Вот честно, когда читаешь в тексте про мифический план "Ост", сразу хочется взять протоколы нюрнбергского процесса, и даже не сворачивая их в трубочку, забить их автору в жопу.

17.Морские волки (Олеся)

Вместе с его поганым текстиком Про советских людей ничего не знаю - не знаком. А вот россияне нормально к плану "Ост" относятся - вымирают активно, их тут уговорили работать прямо до смерти, в обмен на рай после похорон.

Горят, в завалах дохнут, машинами их давят, а они знай начальству жопу лижут. Где там собирается колонна на Берлин? Замечательная книжка о жутком детстве. Читаешь, и так и хочется спросить стареньких читателей: Ну, в духе ГГ.

Любовь как будто открывала форточку в высокое и бессмертное, и я не собираюсь просить прощения за эти высокие слова — довольно я их стыдился! Я начинал ощущать свою причастность к грандиозной сверхшекспировской трагедии, именуемой История Человечества, — и утрачивал страх перед миром.

Главный страх, терзающий меня, — не страх смерти или страх боли, а страх ничтожности. Когда я переставал ощущать себя ничтожным, я бестрепетно открывал грудь сверкающему ланцету хирурга и, посвистывая, скользил по мокрому тросу над беснующейся горной речкой: Зато когда я утрачиваю дар думать о себе высокими словами — в какую раздавленную, дрожащую тварь я тогда обращаюсь!.

Но — высокими и бессмертными бывают лишь бессмертные грезы, лишь они способны воодушевить и утешить нас, и чудодейственная сила любви заключается в том, что она подключает нас к неясной, но оттого не менее реальной сверхчеловеческой грезе, незримо окутывающей мир, в котором мы живем — и который погибнет, когда перестанет грезить.

Как это ей, любви, удается — не знаю, не знаю, в какую еще более высокую сказку мы ее вплели, но по ее ниточке мы каким-то чудом проникаем в иной мир, вернее, тот же самый, но предстающий нам как высокий и бессмертный. То есть такой, в котором и погибнуть не обидно. Я целые годы не уставал и не устаю поражаться: Как величественна и прекрасна — не она, вселенная, открывающаяся через ее узенькую форточку!

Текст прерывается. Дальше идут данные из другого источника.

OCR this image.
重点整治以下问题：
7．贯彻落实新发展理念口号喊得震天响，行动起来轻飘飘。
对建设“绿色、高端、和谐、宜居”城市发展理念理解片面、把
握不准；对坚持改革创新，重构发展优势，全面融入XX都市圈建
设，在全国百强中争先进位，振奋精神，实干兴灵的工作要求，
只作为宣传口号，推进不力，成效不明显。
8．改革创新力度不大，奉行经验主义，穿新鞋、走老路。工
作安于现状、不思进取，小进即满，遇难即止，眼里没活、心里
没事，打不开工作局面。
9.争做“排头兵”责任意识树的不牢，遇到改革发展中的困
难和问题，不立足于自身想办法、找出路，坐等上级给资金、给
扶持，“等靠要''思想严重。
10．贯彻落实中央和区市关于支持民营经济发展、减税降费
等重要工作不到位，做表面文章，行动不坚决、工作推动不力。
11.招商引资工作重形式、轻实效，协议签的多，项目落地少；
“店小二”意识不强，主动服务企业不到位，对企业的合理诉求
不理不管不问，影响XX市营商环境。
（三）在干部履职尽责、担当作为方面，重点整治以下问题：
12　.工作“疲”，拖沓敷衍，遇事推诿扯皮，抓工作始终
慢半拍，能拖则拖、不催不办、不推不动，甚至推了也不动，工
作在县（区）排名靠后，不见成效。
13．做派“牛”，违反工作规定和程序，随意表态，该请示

Любовь действительно чудо, если, такая маленькая, она ухитряется раскрывать нам такую огромность. Зато и охлаждение всегда начиналось не с охлаждения, а, наоборот, с кульминации нежности — когда мы замыкались друг на друга, когда нам больше ничего становилось не. И уж так мне каждый раз бывало невыносимо грустно, когда ореол, нежно сиявший сквозь любимые волосы, начинал меркнуть, когда чарующую грезу потихоньку начинали утилизировать. Не подумайте, я всегда был готов, если это было в моих силах, растереть поясницу, доставить картошку или утереть слезинку; но меня ужасало, когда этого требовали именем любви.

Если ты солнце, почему не жаришь омлет? Если ты симфония, почему не разгоняешь комаров? Нет, любовь предназначена для мироздания, а не для нас с вами; для входа в огромное и бессмертное, а не для обслуживания бренных созданий, таких крошечных и таких скоротечных. Однажды, набравшись надменности, я отправился в аптеку за чудодейственной виагрой.

Женщина в белом, к счастью почти неразличимая сквозь блики стеклянной перегородки, сочувственно, могу поклясться, подвинула мне под арочку глянцевый рекламный листок: Ибо у меня нет ни проблеска либидо. И самое главное — никогда и не. То есть желание избавиться от избытка разных будоражащих жидкостей меня, разумеется, преследовало не раз, не два и не тысячу; но освободиться от них проще всего было своею собственной рукой, не вовлекая хороших знакомых, — не втягиваем же мы их в свои сортирные нужды.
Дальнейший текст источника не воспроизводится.